In 1930 Sontag published the book Nationalists , which was published several times up to 1932 , in which he presented “Germany's national leadership in the post-war period” in 13 portraits, including Hitler , alongside Claß, Ludendorff, Seldte and Hugenberg. He described the latter as a "great and genuine personality, (...) undoubtedly one of the greatest that we have in the political life of Germany." Sontag saw the "intrinsic importance and great task" of the NSDAP in an "ever broader crowd for to mobilize the national thought ":

"Only the future can of course show whether it will be granted to him [Hitler] to prepare the Cannae for Marxism that he has in mind, and through whose realms the only way to Germany's future will lead."

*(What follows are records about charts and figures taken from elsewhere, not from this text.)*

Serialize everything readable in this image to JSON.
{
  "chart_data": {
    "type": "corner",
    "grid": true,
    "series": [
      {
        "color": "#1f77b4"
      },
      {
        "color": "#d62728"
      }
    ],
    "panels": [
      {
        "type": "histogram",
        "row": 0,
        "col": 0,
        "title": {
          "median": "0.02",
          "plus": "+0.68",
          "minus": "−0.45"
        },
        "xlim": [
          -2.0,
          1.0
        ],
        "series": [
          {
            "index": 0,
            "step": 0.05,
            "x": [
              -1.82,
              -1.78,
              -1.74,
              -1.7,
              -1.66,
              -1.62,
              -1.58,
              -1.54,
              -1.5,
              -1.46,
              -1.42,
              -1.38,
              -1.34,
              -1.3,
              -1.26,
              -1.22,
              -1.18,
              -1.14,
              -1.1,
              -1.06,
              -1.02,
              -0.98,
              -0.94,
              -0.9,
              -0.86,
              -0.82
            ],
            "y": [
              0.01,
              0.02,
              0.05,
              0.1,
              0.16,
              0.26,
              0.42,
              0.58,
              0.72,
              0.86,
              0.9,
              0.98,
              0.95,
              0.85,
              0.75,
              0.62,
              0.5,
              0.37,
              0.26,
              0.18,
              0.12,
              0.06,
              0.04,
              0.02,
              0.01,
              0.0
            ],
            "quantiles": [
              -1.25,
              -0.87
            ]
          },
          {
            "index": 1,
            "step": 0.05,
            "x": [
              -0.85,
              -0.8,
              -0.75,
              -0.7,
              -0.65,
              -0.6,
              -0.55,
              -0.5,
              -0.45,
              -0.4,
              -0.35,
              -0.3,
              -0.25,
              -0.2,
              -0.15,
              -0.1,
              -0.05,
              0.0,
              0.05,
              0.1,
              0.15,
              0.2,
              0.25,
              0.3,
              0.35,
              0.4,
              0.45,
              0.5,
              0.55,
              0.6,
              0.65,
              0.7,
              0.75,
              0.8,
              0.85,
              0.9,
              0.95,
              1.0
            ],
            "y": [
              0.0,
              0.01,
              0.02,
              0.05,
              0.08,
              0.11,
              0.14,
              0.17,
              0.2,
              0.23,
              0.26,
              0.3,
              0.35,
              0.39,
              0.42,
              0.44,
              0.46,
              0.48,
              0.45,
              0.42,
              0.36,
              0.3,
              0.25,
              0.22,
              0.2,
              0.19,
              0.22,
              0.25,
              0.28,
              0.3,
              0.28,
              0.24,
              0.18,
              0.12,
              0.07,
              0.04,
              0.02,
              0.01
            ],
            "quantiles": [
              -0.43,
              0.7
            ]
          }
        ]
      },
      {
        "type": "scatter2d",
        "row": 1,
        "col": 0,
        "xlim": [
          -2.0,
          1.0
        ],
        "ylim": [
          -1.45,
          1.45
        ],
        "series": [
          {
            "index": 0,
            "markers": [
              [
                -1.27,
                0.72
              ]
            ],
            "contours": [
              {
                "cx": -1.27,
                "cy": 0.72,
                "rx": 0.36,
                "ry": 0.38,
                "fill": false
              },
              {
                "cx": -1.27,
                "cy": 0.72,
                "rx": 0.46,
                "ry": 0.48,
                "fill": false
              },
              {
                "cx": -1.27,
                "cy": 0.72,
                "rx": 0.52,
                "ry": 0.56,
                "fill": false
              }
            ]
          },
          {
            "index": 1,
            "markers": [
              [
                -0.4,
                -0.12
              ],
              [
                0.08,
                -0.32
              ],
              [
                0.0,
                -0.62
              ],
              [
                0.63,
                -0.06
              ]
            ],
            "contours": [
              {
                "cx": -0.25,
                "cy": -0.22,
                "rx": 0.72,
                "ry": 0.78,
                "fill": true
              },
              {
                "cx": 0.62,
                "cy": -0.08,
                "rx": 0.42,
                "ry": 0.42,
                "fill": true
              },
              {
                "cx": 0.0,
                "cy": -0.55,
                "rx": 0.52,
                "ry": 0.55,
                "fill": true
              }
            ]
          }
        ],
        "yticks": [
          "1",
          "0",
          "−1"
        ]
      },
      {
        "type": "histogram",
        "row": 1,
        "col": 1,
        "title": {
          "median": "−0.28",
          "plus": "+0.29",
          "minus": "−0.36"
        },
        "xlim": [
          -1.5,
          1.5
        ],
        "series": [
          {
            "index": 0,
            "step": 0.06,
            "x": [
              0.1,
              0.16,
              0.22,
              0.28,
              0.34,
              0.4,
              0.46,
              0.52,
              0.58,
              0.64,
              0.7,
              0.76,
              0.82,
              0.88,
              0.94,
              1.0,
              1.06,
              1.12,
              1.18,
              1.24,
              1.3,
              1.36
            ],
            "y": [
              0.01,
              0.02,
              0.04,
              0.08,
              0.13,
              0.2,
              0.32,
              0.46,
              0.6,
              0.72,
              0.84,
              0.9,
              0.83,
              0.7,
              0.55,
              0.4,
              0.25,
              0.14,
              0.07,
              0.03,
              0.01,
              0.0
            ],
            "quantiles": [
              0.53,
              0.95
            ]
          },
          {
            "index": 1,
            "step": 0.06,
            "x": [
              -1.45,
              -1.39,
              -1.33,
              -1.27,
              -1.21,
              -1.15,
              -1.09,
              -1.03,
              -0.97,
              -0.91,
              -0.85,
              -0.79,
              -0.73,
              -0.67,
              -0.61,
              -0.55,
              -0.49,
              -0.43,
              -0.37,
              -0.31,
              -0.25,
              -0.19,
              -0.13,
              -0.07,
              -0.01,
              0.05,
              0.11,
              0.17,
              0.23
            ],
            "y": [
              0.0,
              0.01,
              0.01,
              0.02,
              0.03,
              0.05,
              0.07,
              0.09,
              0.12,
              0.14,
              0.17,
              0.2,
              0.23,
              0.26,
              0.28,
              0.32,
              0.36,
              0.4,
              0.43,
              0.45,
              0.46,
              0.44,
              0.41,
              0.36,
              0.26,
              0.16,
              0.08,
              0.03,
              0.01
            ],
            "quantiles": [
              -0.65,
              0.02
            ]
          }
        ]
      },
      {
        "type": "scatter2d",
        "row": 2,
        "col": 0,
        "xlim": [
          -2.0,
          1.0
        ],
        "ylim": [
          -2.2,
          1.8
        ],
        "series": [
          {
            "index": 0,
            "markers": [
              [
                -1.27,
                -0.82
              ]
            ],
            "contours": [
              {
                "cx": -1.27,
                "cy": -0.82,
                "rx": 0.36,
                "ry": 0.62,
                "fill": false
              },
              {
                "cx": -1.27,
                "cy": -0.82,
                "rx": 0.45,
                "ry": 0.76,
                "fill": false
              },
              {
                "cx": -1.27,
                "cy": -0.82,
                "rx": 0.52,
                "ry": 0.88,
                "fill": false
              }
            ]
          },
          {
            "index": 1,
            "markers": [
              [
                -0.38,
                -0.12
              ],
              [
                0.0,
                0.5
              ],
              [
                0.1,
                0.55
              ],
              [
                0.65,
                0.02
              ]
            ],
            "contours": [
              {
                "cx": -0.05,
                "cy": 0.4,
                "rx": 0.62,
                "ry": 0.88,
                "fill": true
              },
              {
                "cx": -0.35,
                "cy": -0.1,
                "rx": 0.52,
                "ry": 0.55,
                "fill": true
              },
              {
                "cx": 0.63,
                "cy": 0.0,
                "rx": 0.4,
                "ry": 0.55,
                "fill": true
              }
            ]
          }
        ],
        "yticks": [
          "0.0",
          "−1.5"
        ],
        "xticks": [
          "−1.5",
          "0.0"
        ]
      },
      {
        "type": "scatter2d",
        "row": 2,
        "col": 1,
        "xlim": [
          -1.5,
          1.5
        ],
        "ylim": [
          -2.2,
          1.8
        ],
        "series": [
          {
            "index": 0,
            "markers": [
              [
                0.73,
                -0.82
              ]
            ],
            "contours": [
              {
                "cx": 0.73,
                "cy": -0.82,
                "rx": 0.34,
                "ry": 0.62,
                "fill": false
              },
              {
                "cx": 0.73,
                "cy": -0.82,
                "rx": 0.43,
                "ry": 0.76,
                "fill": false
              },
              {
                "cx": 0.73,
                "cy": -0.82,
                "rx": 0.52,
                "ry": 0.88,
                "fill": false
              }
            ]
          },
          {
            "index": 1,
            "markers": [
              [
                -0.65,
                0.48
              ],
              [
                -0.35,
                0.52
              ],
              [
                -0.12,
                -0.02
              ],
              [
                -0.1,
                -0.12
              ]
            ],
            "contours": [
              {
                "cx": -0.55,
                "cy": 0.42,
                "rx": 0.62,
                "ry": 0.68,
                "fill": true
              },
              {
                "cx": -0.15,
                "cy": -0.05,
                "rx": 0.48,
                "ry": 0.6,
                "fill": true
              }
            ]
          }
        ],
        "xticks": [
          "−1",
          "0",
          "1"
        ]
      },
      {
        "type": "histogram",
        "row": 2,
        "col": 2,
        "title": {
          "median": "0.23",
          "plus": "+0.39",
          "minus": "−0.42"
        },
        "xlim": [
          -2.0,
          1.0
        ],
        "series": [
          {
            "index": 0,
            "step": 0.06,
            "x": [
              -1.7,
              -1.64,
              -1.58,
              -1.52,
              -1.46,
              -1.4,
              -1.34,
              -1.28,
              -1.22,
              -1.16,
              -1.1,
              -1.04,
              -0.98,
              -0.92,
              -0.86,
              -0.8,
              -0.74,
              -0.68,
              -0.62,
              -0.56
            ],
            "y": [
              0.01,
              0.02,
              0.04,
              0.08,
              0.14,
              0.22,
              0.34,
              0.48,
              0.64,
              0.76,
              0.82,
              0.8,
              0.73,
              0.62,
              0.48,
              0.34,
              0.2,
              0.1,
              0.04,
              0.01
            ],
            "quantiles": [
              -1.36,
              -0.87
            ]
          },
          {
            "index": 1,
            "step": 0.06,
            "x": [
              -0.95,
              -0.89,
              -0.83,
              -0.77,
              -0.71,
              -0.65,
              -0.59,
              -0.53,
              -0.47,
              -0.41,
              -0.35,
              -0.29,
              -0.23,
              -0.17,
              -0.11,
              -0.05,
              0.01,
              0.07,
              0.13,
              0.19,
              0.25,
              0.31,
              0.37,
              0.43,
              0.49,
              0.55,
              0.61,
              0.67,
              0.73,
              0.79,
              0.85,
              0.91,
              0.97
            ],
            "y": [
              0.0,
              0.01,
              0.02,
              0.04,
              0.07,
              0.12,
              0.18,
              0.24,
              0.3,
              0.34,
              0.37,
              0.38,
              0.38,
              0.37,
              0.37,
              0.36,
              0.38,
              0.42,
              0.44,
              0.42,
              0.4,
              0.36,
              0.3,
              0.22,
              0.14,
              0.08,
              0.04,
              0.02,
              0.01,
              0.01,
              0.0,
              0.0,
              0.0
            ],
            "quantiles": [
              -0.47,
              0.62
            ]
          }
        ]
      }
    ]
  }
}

A few months after the handover of power to the NSDAP, Sontag expressed his appreciation of the party's “achievements”. In the following years, like many prominent conservative authors, he was only active as a journalist to a limited extent. From 1936 he lived in Bergisch-Neukirchen, where his wife, who was considered a "half-Jewish" according to the Nuremberg Laws , owned a glass factory. In the 1930s Sontag traveled to Doorn several times to meet with Wilhelm II and his sons .

In 1945 Sontag was appointed mayor of Bergisch-Neukirchen by British officers (resignation in September 1946). He initially joined the German Reconstruction Party and, after its merger with the German Conservative Party in the summer of 1946, was brief chairman of the DKP-DRP . After this had disintegrated, he joined the German party in 1950 and worked there until 1953 in the North Rhine-Westphalian state executive. Until the mid-50s, Sontag was also active in the Stahlhelm, which was re-established in 1951.

Sunday's estate, which also contains the manuscript of his unpublished memoirs, is in the Federal Archives .

Publications (selection)

  • The German Empire on the way to a historical episode. A study of Bethmann Hollweg's policy in sketches and outlines , 2nd edition Munich 1919.
  • Nationalists. Germany's national leadership in the post-war period , 2nd edition Leipzig 1930.
  • Never again war?! A look into Germany's future , Leipzig 1931.
  • (as ed.) An army leader experienced the world war. Personal notes of Colonel General von Eine , Leipzig 1938.

literature

Web links

Individual evidence

  1. ^ See Striesow, Jan, Die Deutschnationale Volkspartei und die Völkisch-Radikalische 1918–1922, Frankfurt am Main 1981, p. 261.
  2. See Thoss, Bruno, Der Ludendorff-Kreis 1919–1923. Munich as the center of the Central European counter-revolution between revolution and Hitler's putsch, Munich 1978, p. 241.
  3. Quoted from Retallack, James, Two representatives of Prussian conservatism as reflected in their correspondence: Die Heydebrand-Westarp-Korrespondenz, in: Jones, Larry Eugene, Pyta, Wolfram (eds.), “I am the last Prussian”. The political life of the conservative politician Kuno Graf von Westarp (1864–1945), Cologne 2006, pp. 33–60, p. 58.
  4. ^ Striesow, German National People's Party, p. 325.
  5. Quoted from Thoss, Ludendorff-Kreis, p. 242.
  6. ^ See Striesow, Deutschnationale Volkspartei, p. 416.
  7. See Hering, Rainer, Konstruierte Nation. The Pan-German Association 1890 to 1939, Hamburg 2003, p. 185.
  8. ^ Alter, Junius, Nationalisten. Germany's national leadership in the post-war period, 2nd edition Leipzig 1930, p. 139.
  9. Alter, Nationalisten, p. 138.
  10. ^ Alter, Nationalisten, p. 139.
  11. See Hering, Konstruierte Nation, p. 437.